Oleg Trubachyov derived the name from the Indo-Aryan *sar-ma(n)t (feminine – rich in women, ruled by women), the Indo-Aryan and Indo-Iranian word *sar- (woman) and the Indo-Iranian adjective suffix -ma(n)t/wa(n)t.[By this derivation was noted the unusual high status of women (Matriarchy) from the Greek point of view and went to the invention of Amazons (thus the Greek name for Sarmatians as Sarmatai Gynaikokratoumenoi, ruled by women).
The first Sarmatians are mostly identified with the Prokhorovka culture, which moved from the southern Urals to the Lower Volga and then northern Pontic steppe, in the 4th–3rd centuries BC. During the migration, the Sarmatians seem to have grown and divided themselves into several groups, such as the Alans, Aorsi, Roxolani and Iazyges.

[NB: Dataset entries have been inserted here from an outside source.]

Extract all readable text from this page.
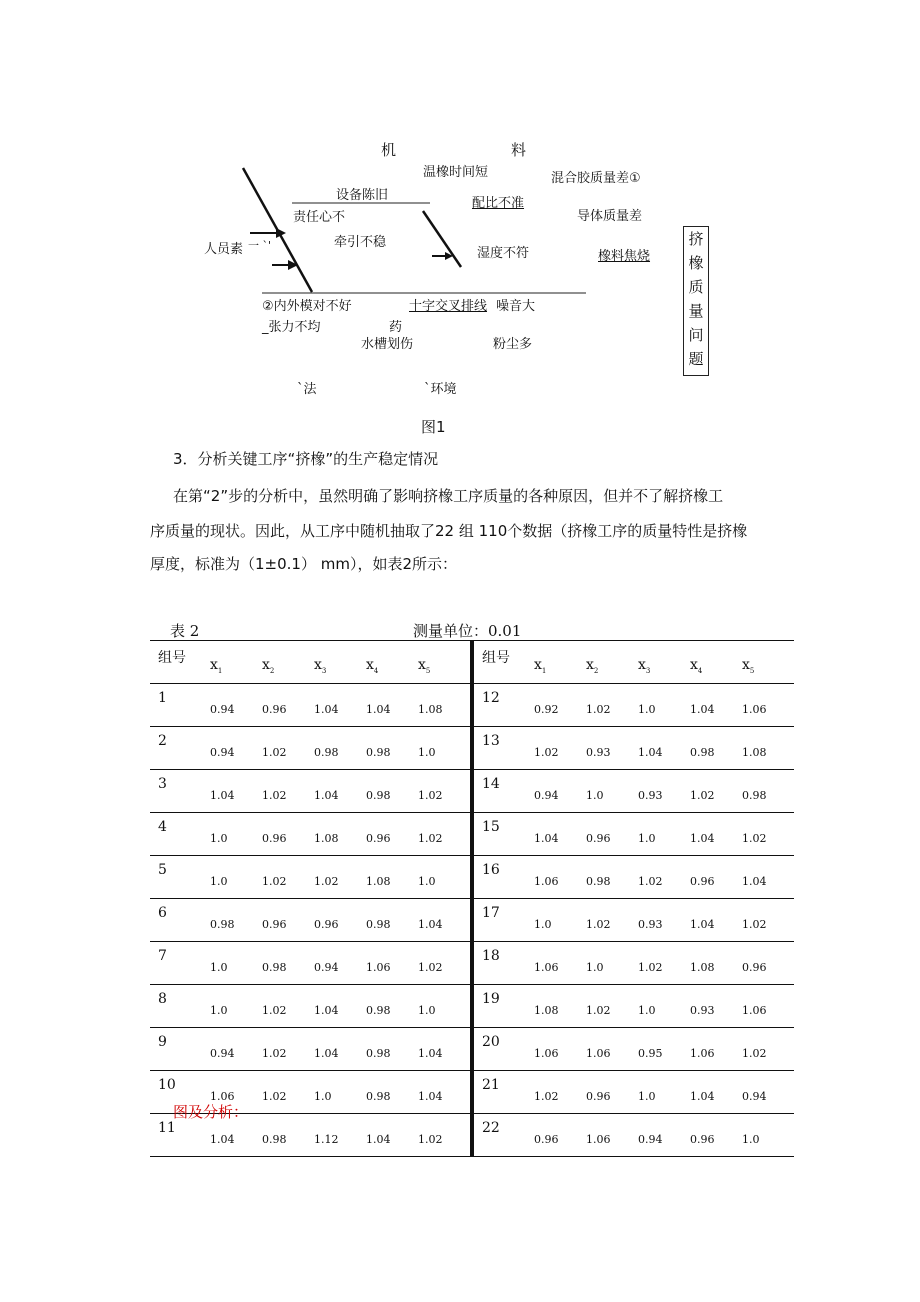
机	料
温橡时间短	混合胶质量差①
设备陈旧
配比不准
责任心不	导体质量差
牵引不稳
人员素 一 `'
湿度不符	橡料焦烧
挤
橡
质
量
问
题
②内外模对不好	十字交叉排线 噪音大
_张力不均	药
水槽划伤	粉尘多
`法	`环境
图1
3．分析关键工序“挤橡”的生产稳定情况
在第“2”步的分析中，虽然明确了影响挤橡工序质量的各种原因，但并不了解挤橡工
序质量的现状。因此，从工序中随机抽取了22 组 110个数据（挤橡工序的质量特性是挤橡
厚度，标准为（1±0.1） mm），如表2所示：
表 2	测量单位：0.01
组号	$x_1$	$x_2$	$x_3$	$x_4$	$x_5$	组号	$x_1$	$x_2$	$x_3$	$x_4$	$x_5$
1	0.94	0.96	1.04	1.04	1.08	12	0.92	1.02	1.0	1.04	1.06
2	0.94	1.02	0.98	0.98	1.0	13	1.02	0.93	1.04	0.98	1.08
3	1.04	1.02	1.04	0.98	1.02	14	0.94	1.0	0.93	1.02	0.98
4	1.0	0.96	1.08	0.96	1.02	15	1.04	0.96	1.0	1.04	1.02
5	1.0	1.02	1.02	1.08	1.0	16	1.06	0.98	1.02	0.96	1.04
6	0.98	0.96	0.96	0.98	1.04	17	1.0	1.02	0.93	1.04	1.02
7	1.0	0.98	0.94	1.06	1.02	18	1.06	1.0	1.02	1.08	0.96
8	1.0	1.02	1.04	0.98	1.0	19	1.08	1.02	1.0	0.93	1.06
9	0.94	1.02	1.04	0.98	1.04	20	1.06	1.06	0.95	1.06	1.02
10	1.06	1.02	1.0	0.98	1.04	21	1.02	0.96	1.0	1.04	0.94
11	1.04	0.98	1.12	1.04	1.02	22	0.96	1.06	0.94	0.96	1.0
图及分析：
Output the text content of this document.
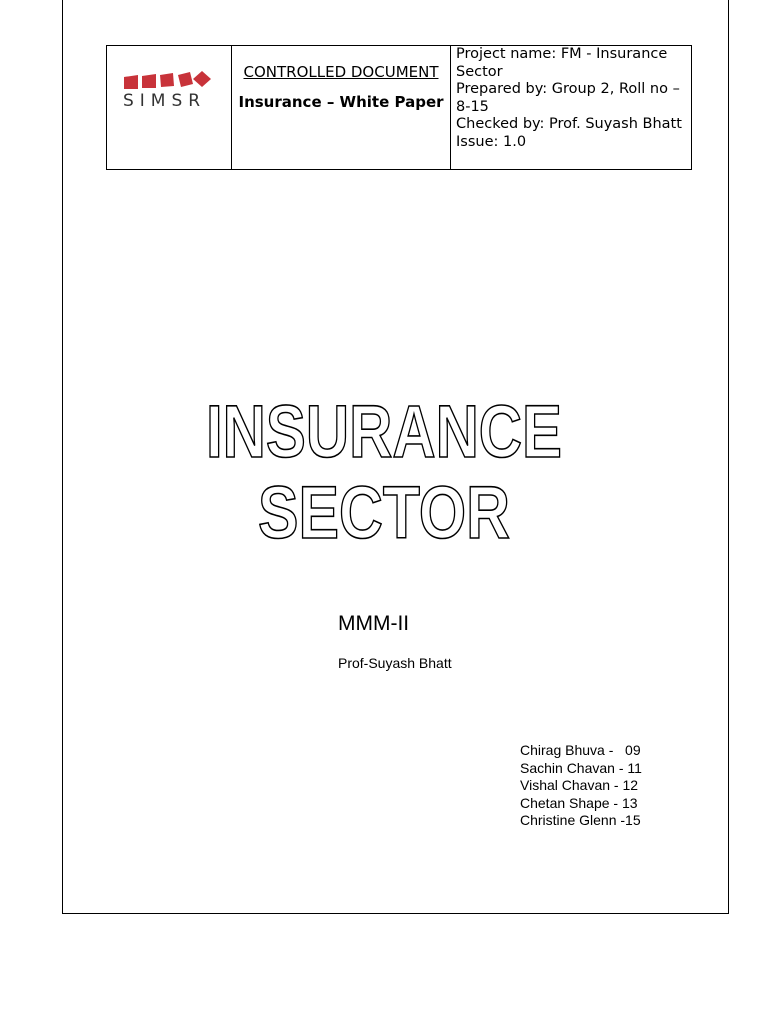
SIMSR
CONTROLLED DOCUMENT
Insurance – White Paper
Project name: FM - Insurance Sector
Prepared by: Group 2, Roll no – 8-15
Checked by: Prof. Suyash Bhatt
Issue: 1.0
INSURANCE
SECTOR
MMM-II
Prof-Suyash Bhatt
Chirag Bhuva -   09
Sachin Chavan - 11
Vishal Chavan - 12
Chetan Shape - 13
Christine Glenn -15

By 200 BC, the Sarmatians replaced the Scythians as the dominant people of the steppes.The Sarmatians spoke an Iranian language, derived from 'Old Iranian', that was heterogenous. By the 1st century BC, the Iranian tribes in what is today South Russia spoke different languages or dialects, clearly distinguishable.[26] According to a group of Iranologists writing in 1968, the numerous Iranian personal names in Greek inscriptions from the Black Sea coast indicated that the Sarmatians spoke a North-Eastern Iranian dialect ancestral to Alanian-Ossetian. However, Harmatta (1970) argued that "the language of the Sarmatians or that of the Alans as a whole cannot be simply regarded as being Old Ossetian".
The Sarmatians and Scythians had fought on the Pontic steppe to the north of the Black Sea. Like the Scythians, Sarmatians were of a Caucasoid appearance. Sarmatian noblemen often reached 1.70–1.80 m (5 ft 7 in–5 ft 11 in) as measured from skeletons. They had sturdy bones, long hair and beards.[citation needed] In the late 2nd or early 3rd century AD, the Greek physician Galen declared that Sarmatians, Scythians and other northern peoples had reddish hair.
They are said to owe their name (Sarmatae) to it. The Alans were a group of Sarmatian tribes, according to the Roman historian Ammianus Marcellinus. He wrote, "Nearly all the Alani are men of great stature and beauty, their hair is somewhat yellow, their eyes are frighteningly fierce".